Sur l'Ukraine par exemple, la Suisse pourrait se contenter d'une position forte sur les questions humanitaires, selon ce responsable du principal laboratoire de réflexion sur l'action de l'ONU sur la paix et la sécurité.

«Mieux positionnée» que d'autres petits pays

La neutralité peut aussi améliorer la position de négociation, selon ce responsable du principal laboratoire de réflexion sur l'action de l'ONU sur la paix et la sécurité. Certains cas récents le montrent, a dit également M. Lupel, auteur d'une étude sur les petits Etats au Conseil de sécurité. Certains pays neutres ont même été considérés comme les meilleurs non permanents dans l'instance.

Paradoxalement pour certains observateurs étrangers, la candidature suisse provoque davantage de controverses en Suisse que sur la scène internationale. D'autant plus que la Suisse est assurée d'être élue, le bloc européen n'offrant que deux candidats pour autant de sièges à reconduire.
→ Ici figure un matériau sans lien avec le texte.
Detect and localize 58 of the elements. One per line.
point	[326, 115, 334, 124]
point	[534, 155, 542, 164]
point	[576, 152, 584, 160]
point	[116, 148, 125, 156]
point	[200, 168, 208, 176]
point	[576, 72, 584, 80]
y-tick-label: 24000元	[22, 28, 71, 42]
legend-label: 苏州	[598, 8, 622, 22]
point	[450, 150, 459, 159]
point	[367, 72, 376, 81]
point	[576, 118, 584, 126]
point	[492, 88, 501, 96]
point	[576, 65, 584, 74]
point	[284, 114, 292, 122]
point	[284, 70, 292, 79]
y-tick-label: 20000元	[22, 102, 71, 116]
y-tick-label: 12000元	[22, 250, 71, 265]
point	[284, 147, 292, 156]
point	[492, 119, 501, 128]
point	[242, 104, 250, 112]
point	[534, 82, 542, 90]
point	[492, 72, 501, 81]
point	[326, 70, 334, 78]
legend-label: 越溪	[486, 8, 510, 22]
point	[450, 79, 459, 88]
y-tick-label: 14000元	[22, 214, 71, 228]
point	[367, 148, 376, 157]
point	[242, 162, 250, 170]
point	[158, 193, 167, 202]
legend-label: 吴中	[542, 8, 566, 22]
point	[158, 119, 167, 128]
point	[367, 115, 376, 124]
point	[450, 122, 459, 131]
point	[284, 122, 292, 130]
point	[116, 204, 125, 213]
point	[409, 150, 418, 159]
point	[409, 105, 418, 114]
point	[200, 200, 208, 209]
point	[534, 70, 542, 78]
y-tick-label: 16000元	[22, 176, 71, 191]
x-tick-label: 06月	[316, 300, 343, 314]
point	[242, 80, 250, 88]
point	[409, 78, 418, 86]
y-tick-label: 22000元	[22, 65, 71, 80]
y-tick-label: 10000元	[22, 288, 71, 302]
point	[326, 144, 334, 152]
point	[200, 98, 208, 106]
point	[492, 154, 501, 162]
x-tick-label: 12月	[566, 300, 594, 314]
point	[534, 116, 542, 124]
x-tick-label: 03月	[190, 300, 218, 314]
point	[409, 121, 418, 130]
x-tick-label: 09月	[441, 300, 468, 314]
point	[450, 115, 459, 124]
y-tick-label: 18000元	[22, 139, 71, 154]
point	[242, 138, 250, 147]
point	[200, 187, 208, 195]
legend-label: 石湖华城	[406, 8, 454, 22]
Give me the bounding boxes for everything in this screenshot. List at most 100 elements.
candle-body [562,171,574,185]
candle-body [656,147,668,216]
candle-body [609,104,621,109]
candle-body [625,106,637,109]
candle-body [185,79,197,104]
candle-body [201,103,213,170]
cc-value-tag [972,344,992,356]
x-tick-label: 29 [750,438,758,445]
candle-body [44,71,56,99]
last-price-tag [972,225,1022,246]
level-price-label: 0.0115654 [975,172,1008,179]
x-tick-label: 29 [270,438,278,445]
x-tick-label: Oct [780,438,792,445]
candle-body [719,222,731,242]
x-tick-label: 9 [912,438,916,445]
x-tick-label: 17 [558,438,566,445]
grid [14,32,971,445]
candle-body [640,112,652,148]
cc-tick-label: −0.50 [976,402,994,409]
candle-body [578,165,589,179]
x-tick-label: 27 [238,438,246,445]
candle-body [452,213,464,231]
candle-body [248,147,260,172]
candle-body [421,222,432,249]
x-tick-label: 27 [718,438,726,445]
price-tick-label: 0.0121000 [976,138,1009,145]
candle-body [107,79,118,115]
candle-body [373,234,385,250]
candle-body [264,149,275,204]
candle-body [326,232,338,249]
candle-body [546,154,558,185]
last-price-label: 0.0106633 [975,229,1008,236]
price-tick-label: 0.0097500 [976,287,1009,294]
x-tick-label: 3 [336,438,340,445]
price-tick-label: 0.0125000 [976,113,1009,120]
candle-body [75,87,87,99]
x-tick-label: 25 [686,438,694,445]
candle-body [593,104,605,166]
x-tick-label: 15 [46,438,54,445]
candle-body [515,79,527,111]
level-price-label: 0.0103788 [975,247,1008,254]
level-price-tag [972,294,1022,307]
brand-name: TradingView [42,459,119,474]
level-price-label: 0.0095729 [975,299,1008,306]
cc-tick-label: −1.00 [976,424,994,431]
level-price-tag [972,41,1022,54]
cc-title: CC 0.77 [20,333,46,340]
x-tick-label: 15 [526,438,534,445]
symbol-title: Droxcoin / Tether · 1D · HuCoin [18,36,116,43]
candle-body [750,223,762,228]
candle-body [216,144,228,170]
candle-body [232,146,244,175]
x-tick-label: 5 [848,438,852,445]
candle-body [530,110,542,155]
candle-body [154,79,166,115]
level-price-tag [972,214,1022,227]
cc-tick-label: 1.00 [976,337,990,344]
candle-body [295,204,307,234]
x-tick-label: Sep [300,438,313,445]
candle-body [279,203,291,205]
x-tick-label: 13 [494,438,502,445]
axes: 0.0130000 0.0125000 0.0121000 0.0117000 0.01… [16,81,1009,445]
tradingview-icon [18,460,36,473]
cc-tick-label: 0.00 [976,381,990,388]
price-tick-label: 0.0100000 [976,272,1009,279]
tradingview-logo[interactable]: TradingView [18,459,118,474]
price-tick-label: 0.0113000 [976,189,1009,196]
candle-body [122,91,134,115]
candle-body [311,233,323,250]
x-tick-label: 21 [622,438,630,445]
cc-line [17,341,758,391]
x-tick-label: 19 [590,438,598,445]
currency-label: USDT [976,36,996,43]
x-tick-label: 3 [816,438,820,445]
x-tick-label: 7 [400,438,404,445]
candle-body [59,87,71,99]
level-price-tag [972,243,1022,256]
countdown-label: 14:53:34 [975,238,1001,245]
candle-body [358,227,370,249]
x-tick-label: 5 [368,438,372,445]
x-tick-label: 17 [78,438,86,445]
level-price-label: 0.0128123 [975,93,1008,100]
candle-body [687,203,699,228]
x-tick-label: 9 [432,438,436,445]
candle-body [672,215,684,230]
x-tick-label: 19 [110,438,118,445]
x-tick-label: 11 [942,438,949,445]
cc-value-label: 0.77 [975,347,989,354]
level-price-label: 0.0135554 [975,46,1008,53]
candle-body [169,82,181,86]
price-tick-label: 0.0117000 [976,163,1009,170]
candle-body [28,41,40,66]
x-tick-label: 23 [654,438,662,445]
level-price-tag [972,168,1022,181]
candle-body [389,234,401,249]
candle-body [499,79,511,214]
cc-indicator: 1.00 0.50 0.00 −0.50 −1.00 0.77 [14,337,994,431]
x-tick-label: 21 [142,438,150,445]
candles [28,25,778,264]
Vu de New York, le rôle possible de la Suisse n'est pas à minimiser. Celle-ci «serait mieux positionnée que de nombreux autres Etats pour dépasser les limites» du veto des grandes puissances, estime M. Lupel. Mais il faudra être bien préparé et investir suffisamment dans le dispositif à New York. Le DFAE a prévu au total une quinzaine de postes pour cette période au Conseil de sécurité.

Attendue sur les situations humanitaires

M. Lupel voit aussi le rôle d'Etat-hôte de la Suisse avec la Genève internationale comme un avantage par rapport à d'autres petits Etats. Pour l'UDC, un siège au Conseil de sécurité pourrait affecter les bons offices, alors que le DFAE est persuadé du contraire.

Le vice-président de l'IPI est lui aussi convaincu que la période «difficile» qui s'ouvre pourrait permettre à la Suisse d'être efficace dans l'organe exécutif de l'ONU. «Cette guerre en Ukraine ne fera que détériorer» les divisions. Cette situation peut «offrir une opportunité pour un pays comme la Suisse».

Alors que des pays non permanents ont porté ces dernières années les questions humanitaires au Conseil, «la Suisse sera bien placée» et sera attendue, selon M. Lupel. «Rarement une telle voix aura été plus indispensable qu'actuellement», a ajouté ce responsable.